The bill allows more temporary work contracts and outsourcing, eliminating mandatory union dues, in effect weakening workers’ rights.
The bill faced fierce opposition from labor unions across Brazil. In April and June, Brazilian unions organised a nationwide general strike that closed schools, disrupted transport networks and led to clashes with public security in several cities.
Protesters are angry that Brazilian politicians are insisting on the need for cuts in benefits and public services even as evidence grows that they benefited personally from illegal kickbacks on overinflated contracts. President Michel Temer is also facing charges of taking multimillion-dollar bribes.
The rapporteur for a Brazilian lower house committee examining a corruption charge against President Michel Temer recommended on Monday that the body vote to put Temer on trial. Two-thirds of the lower house’s 513 members must approve the charge against Temer for it to move to the Supreme Court. If the top court accepts the charge, Temer will be ousted from the presidency.

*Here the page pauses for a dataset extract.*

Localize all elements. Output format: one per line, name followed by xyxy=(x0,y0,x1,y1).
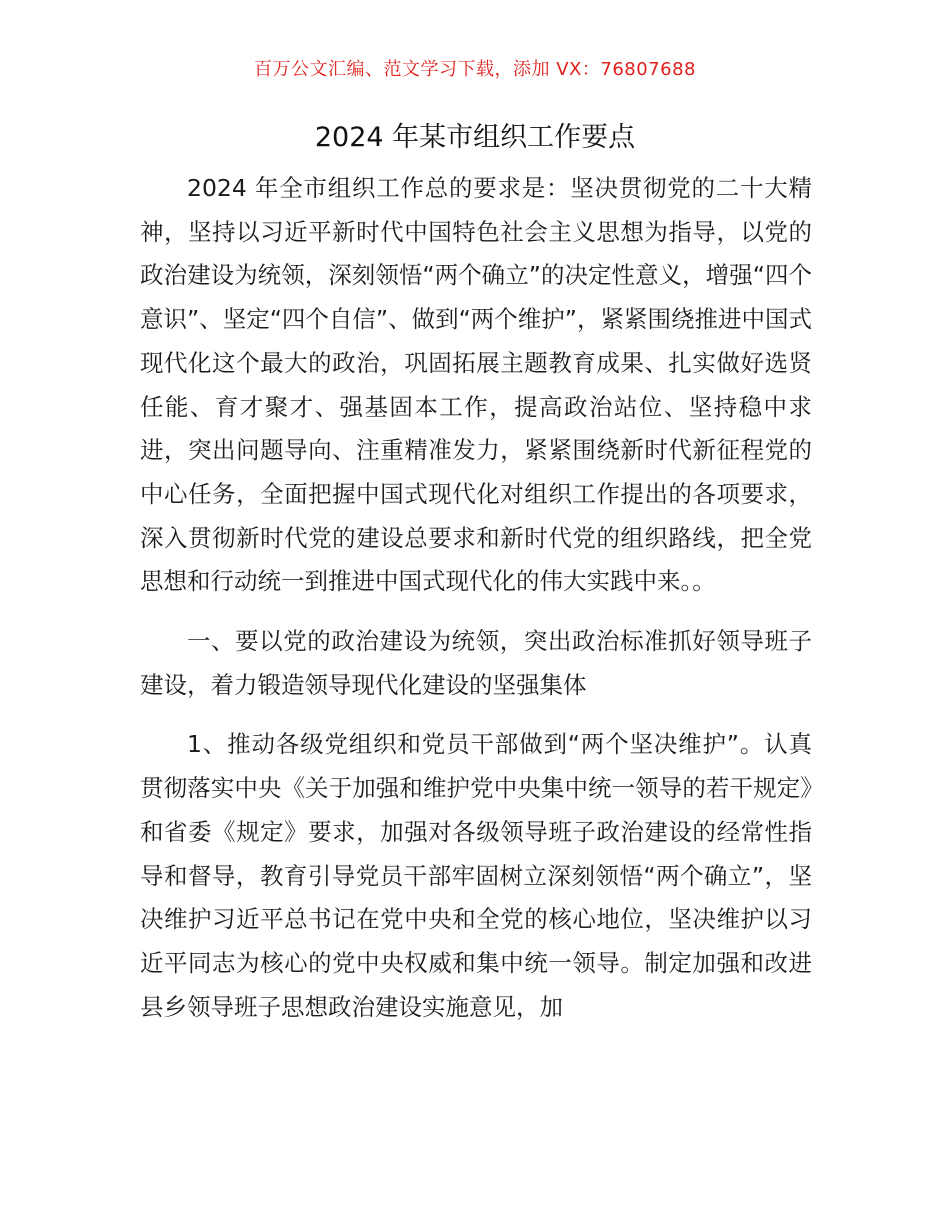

The proposal to modernize Brazil’s labor laws, some of which date back to the 1940s, is backed by Brazilian businesses so they can lower labor costs that allegedly undercut their ability to compete in foreign markets.
Pension reform that raises the age of retirement has met with even more resistance, as it requires a constitutional amendment to become effective.
Brazil’s former president and leader of the Workers Party, Dilma Rousseff called the labour reforms passage “workers’ rights violations”.
“All support to the courageous senators who opposed this workers’ rights violation,” she tweeted on Tuesday.